The 17α and 17β isomers of estradiol both induce rapid spine synapse formation in the CA1 hippocampal subfield of ovariectomized female rats

Previous studies have demonstrated that estradiol-17beta and estradiol-17alpha both induce short-latency effects on spatial memory in rats, estradiol-17alpha being at least as potent as its 17beta isomer. To determine whether the mechanisms underlying these behavioral responses might include effects on hippocampal synaptic plasticity, CA1 pyramidal spine synapse density (PSSD) was measured in ovariectomized rats within the first few hours after sc estrogen injection. PSSD increased markedly (by 24%) 4.5 h after the administration of 45 mug/kg estradiol-17beta.
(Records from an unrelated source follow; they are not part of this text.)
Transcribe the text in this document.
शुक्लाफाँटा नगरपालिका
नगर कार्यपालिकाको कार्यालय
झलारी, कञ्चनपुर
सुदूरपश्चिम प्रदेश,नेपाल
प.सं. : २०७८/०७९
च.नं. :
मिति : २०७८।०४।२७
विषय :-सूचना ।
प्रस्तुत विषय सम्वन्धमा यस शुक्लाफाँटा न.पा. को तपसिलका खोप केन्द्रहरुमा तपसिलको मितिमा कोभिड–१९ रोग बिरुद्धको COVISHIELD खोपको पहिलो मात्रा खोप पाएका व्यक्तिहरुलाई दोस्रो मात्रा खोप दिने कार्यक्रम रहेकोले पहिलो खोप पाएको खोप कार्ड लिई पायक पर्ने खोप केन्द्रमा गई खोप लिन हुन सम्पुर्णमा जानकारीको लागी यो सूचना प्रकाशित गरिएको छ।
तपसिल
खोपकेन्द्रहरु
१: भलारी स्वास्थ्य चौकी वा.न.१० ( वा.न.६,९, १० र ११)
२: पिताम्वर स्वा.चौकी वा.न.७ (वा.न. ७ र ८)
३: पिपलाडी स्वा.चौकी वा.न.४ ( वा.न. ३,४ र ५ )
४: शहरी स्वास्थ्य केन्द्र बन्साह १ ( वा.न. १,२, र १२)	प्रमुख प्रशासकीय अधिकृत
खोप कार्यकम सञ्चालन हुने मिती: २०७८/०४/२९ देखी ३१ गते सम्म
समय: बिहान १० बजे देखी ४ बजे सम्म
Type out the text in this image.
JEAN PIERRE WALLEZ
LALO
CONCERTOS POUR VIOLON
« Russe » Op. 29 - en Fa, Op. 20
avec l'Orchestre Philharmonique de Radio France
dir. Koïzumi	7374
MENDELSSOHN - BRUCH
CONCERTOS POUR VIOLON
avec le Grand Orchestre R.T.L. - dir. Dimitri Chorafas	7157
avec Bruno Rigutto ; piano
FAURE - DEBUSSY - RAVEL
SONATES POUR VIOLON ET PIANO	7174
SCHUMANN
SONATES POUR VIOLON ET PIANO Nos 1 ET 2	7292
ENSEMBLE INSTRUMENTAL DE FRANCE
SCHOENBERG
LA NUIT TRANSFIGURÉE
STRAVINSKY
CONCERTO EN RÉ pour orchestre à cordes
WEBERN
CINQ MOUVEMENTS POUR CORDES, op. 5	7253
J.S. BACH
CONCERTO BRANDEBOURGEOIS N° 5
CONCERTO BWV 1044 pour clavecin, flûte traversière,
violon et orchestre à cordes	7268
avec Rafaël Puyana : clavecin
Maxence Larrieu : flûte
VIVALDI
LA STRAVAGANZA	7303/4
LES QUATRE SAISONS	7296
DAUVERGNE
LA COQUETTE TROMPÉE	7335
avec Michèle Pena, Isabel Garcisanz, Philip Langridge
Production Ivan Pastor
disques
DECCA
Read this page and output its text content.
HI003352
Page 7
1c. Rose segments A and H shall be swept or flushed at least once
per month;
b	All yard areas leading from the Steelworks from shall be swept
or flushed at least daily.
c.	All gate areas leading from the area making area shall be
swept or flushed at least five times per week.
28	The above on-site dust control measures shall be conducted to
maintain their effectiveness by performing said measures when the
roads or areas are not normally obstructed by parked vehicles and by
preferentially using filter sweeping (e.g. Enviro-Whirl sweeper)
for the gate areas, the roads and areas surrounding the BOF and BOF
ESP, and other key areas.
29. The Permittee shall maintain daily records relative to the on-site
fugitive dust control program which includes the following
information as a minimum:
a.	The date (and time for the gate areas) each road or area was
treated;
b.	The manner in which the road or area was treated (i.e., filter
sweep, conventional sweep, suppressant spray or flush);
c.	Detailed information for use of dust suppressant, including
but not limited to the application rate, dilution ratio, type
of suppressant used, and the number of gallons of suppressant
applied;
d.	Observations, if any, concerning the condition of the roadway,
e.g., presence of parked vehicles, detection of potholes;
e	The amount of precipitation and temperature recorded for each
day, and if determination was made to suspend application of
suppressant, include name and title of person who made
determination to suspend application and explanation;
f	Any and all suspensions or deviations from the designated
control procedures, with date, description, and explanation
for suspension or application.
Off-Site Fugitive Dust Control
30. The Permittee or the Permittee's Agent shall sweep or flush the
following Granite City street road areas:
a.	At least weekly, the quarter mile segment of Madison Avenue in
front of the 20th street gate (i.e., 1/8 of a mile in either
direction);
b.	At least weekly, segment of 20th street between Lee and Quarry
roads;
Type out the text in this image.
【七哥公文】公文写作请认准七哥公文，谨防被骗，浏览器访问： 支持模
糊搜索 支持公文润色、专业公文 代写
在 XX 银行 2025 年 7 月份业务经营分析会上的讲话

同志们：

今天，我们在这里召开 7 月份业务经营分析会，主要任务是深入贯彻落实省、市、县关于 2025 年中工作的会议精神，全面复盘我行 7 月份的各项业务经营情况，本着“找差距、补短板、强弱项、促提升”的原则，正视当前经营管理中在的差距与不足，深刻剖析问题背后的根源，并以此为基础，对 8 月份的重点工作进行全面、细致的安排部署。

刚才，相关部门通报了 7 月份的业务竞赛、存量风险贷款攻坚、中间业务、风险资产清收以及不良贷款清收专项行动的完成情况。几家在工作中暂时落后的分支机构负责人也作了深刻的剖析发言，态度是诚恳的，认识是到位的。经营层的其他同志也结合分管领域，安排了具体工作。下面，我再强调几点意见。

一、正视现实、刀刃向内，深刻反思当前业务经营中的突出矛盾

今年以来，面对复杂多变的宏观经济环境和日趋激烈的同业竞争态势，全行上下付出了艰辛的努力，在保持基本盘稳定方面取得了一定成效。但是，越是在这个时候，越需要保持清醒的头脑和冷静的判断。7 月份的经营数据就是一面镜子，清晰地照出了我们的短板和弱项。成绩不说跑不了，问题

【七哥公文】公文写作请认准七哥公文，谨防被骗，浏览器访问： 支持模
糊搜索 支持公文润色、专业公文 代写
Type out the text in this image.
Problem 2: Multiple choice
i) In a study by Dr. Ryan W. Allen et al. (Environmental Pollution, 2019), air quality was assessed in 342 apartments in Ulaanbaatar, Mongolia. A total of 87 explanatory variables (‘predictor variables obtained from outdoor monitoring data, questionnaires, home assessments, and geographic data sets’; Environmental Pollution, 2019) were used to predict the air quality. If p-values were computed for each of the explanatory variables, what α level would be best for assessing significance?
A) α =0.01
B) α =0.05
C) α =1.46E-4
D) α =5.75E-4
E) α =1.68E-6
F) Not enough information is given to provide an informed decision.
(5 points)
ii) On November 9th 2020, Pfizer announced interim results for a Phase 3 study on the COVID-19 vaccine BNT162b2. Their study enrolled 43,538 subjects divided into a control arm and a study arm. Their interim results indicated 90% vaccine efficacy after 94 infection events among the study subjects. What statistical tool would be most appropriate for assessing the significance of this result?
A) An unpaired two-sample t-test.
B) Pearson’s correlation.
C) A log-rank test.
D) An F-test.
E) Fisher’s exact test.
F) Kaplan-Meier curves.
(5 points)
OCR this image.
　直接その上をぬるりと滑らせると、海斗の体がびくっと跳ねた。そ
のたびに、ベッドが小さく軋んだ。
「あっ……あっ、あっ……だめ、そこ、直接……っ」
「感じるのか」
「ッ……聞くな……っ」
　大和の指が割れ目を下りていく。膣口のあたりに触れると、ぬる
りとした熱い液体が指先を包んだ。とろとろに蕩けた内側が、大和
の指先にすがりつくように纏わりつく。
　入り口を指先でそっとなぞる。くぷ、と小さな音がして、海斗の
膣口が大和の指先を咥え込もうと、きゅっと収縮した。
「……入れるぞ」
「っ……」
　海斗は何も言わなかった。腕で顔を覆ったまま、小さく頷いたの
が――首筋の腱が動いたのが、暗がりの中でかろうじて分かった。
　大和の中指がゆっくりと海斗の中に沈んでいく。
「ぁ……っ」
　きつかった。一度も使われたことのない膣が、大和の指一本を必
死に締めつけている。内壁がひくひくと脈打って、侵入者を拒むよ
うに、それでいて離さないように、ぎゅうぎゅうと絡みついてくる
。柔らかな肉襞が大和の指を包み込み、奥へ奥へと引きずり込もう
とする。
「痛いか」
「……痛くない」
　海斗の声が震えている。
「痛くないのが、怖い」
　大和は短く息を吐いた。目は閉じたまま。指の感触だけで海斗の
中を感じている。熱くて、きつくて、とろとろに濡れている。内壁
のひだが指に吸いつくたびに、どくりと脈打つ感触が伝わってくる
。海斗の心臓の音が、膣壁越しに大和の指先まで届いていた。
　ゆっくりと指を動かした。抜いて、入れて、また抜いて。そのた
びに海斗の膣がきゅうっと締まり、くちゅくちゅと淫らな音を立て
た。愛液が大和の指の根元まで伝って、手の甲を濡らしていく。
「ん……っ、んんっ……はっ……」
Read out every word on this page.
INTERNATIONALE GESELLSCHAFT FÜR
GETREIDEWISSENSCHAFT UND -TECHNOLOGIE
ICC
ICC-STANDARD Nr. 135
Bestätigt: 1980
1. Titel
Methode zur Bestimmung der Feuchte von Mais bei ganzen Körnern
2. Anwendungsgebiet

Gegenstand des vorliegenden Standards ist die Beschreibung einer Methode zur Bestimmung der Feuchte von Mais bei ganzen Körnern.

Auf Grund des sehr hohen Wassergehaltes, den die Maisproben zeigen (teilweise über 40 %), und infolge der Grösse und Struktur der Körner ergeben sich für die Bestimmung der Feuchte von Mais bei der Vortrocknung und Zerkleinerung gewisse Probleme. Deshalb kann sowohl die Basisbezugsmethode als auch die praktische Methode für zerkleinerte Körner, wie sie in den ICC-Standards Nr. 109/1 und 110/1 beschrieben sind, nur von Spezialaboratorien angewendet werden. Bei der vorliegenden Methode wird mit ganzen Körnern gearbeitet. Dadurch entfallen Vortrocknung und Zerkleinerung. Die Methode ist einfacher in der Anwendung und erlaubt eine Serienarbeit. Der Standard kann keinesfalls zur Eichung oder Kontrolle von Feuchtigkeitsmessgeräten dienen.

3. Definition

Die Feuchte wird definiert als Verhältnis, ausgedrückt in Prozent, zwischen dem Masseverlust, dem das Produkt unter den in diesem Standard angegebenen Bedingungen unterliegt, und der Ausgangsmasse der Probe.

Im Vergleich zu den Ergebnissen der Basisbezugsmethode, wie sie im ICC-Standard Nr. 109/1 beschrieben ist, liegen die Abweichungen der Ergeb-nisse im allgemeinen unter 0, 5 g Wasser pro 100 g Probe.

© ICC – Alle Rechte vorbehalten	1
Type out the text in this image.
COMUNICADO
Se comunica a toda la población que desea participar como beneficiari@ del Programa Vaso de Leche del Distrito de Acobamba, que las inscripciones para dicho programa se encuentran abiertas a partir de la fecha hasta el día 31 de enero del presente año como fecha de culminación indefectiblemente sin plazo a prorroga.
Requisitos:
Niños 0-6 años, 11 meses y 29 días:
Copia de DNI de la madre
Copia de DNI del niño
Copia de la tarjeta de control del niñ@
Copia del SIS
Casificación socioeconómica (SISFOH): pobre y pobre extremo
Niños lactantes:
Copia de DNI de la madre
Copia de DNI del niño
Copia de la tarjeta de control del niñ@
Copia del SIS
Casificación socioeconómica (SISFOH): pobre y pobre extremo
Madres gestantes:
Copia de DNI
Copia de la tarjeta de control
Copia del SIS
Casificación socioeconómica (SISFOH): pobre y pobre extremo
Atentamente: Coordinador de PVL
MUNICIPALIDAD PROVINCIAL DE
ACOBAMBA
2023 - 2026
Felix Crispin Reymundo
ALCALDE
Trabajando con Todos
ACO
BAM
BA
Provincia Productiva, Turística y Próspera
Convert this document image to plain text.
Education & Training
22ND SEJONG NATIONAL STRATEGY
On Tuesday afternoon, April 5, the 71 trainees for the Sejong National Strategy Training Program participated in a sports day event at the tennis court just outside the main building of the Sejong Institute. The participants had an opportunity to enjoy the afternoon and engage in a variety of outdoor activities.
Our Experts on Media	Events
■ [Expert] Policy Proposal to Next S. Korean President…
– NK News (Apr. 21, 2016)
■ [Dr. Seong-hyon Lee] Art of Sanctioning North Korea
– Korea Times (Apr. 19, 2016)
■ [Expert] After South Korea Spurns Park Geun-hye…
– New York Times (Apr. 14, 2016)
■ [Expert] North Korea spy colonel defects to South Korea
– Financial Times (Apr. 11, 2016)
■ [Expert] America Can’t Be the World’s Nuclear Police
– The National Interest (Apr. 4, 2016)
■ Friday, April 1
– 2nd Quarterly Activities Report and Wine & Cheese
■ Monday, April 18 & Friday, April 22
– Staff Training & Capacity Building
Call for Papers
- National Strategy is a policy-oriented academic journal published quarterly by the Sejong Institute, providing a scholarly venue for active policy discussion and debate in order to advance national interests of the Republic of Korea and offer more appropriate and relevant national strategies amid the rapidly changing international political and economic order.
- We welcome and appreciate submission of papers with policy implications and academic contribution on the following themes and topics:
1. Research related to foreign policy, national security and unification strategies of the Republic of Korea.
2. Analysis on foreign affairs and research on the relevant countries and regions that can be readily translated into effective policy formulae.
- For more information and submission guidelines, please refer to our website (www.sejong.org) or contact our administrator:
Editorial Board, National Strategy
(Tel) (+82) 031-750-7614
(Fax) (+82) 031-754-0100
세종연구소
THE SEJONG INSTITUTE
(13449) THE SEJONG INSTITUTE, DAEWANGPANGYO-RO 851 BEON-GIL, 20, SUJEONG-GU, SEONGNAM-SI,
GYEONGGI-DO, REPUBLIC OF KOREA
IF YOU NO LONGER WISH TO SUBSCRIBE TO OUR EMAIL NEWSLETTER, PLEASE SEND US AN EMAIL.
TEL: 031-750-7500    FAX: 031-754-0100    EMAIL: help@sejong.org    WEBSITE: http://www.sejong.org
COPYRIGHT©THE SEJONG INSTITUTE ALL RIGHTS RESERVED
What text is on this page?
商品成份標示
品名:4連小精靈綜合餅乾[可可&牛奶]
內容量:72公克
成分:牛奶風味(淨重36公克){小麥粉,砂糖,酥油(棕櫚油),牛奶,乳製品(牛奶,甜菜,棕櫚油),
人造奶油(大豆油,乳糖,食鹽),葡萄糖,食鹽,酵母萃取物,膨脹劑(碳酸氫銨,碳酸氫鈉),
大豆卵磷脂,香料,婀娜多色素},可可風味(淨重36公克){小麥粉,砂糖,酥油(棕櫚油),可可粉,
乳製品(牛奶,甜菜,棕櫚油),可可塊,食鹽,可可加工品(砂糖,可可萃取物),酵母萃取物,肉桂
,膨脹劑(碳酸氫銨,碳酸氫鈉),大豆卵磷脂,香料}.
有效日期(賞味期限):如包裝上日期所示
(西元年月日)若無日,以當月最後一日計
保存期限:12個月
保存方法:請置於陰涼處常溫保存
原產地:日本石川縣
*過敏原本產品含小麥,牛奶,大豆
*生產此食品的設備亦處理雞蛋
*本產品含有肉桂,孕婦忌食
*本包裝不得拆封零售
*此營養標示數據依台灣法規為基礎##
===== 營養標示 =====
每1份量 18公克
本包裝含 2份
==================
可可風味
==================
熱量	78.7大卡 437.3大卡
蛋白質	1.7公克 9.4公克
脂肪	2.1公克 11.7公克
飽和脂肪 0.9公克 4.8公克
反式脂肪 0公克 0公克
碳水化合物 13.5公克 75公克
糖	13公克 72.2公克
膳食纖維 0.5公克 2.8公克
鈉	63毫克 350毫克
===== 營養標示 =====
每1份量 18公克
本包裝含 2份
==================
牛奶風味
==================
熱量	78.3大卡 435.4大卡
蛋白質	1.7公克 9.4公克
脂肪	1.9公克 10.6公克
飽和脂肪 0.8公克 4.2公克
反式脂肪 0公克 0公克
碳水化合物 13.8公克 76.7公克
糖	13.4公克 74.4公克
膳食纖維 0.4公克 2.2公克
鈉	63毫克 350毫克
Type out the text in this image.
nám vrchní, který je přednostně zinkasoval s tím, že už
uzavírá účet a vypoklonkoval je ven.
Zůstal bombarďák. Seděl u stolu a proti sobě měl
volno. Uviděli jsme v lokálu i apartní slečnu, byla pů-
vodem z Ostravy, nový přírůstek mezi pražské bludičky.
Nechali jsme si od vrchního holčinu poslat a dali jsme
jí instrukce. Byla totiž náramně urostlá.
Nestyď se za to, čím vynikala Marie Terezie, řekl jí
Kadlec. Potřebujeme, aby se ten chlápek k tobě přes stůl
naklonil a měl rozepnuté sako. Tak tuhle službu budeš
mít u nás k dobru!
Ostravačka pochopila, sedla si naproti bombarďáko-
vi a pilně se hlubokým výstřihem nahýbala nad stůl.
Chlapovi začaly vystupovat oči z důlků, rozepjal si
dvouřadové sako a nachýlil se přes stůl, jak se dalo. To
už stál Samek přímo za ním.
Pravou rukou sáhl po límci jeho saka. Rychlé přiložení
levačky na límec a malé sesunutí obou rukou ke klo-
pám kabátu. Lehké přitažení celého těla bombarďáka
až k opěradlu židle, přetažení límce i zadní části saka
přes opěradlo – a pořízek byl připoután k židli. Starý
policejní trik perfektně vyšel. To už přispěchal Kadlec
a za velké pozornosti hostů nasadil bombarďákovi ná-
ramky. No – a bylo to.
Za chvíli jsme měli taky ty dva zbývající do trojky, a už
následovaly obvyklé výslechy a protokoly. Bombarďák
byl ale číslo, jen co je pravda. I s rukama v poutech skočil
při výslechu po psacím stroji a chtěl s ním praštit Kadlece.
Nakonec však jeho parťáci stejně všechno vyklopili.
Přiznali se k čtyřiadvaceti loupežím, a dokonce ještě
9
The PSSD response was significantly greater (44% above control) 30 min after estradiol-17beta injection and was markedly dose dependent; a 3-fold lower estradiol-17beta dose (15 mug/kg) did not significantly affect CA1 PSSD at either 30 min or 4.5 h. Estradiol-17alpha was a more potent inducer of PSSD than estradiol-17beta. Dose-response analysis determined an ED50 for the effect of estradiol-17alpha on PSSD of 8.92+/-1.99 mug/kg, with a maximal response at 15 mug/kg. These results demonstrate that high doses of estradiol induce rapid changes in CA1 PSSD. CA1 spine synapse formation appears to be more sensitive to estradiol-17alpha than to estradiol-17beta, paralleling previous data on the effects of these two steroids on spatial memory. Rapid remodeling of hippocampal synaptic connections may thus contribute to the enhancement of spatial mnemonic processing observed within the first few hours after estrogen treatment. The potency of estradiol-17alpha suggests that hormone replacement therapy using this steroid might be useful clinically in ameliorating the impact of low endogenous estrogen production on the development and progression of neurodegenerative disorders involving the hippocampus.